Cemil Bayik, Mitglied des Präsidialrates der PKK, nahm an einer Diskussionssendung des kurdischen Fernsehens am 16.7.2000 teil und traf einige Feststellungen zu den jüngsten Entwicklungen

Auf ihren langjährigen Kampf gegen die Türkei verweisend stellte er fest, man sollte nicht erwarten, dass Streitkräfte, die dermaßen lange gegeneinander gekämpft haben, bereits mit dem Aufruf zur Feuereinstellung zusammenfinden würden. Bayik betonte, es sei nicht realistisch, von der Türkei sofortiges Einlenken und Wandel zu erwarten, und fuhr mit der Feststellung fort:
"Die Türkei steht vor wirklich schweren Aufgaben. Es wäre falsch, eine Lösung bereits von der ersten Bewegung zu erwarten. Bestimmte Widersprüche sollte man zur Kenntnis nehmen. Es gibt jedoch auch erste Ansätze. Gewisse Schritte zur Demokratisierung werden unternommen.
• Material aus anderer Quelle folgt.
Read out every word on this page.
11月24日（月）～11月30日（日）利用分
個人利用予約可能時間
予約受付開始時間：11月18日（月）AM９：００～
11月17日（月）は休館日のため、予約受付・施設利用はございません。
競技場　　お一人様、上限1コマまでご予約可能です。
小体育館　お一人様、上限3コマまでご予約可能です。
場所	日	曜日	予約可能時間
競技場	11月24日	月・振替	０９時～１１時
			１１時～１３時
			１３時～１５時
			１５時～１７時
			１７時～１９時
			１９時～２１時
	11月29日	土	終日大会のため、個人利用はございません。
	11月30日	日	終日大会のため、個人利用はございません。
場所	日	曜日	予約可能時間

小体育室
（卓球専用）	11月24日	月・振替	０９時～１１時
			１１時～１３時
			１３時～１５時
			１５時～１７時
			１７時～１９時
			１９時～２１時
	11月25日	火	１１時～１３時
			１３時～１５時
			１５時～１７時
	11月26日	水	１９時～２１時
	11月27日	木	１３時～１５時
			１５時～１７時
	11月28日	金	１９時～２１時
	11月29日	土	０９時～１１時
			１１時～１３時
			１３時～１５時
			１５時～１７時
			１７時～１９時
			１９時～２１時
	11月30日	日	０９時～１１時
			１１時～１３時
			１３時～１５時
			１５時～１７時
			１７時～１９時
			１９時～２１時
Nicht richtig wäre es, eine Demokratisierung vom Staat zu erwarten, einer Institution, die im Hinblick auf den Krieg geformt wurde. Wandel und Übergang sollten von demokratischen Kräften erwartet werden. Die Basis der demokratischen Kräfte ist umfassend, aber sie ist auch zerstreut. Bestimmte Fortschritte werden sich entwickeln, wenn die demokratischen Kräfte in Aktion treten, ohne dies vom Staat zu erwarten. Diese Etappe wird sich langsam entwickeln. Fortschritte bei der Demokratisierung werden sich langsam entwickeln. Antidemokratische Kreise werden zurückweichen. Dies ist keine Sache von wenigen Jahren. Die demokratischen Kräfte sind die Institutionen, die fähig sind, den Erfordernissen der neuen Etappe zu entsprechen. Die bestehenden Parteien können so etwas nicht leisten. Die Türkei muss eine neue Wahl durchführen. Man kann keine Fortschritte erwarten, wenn die Türkei nicht in eine neue Wahl mit einem neuen Wahlgesetz eintritt. Es ist ziemlich deutlich zu sehen, dass neue Kräfte erforderlich sind, um der neuen Etappe zum Erfolg zu verhelfen."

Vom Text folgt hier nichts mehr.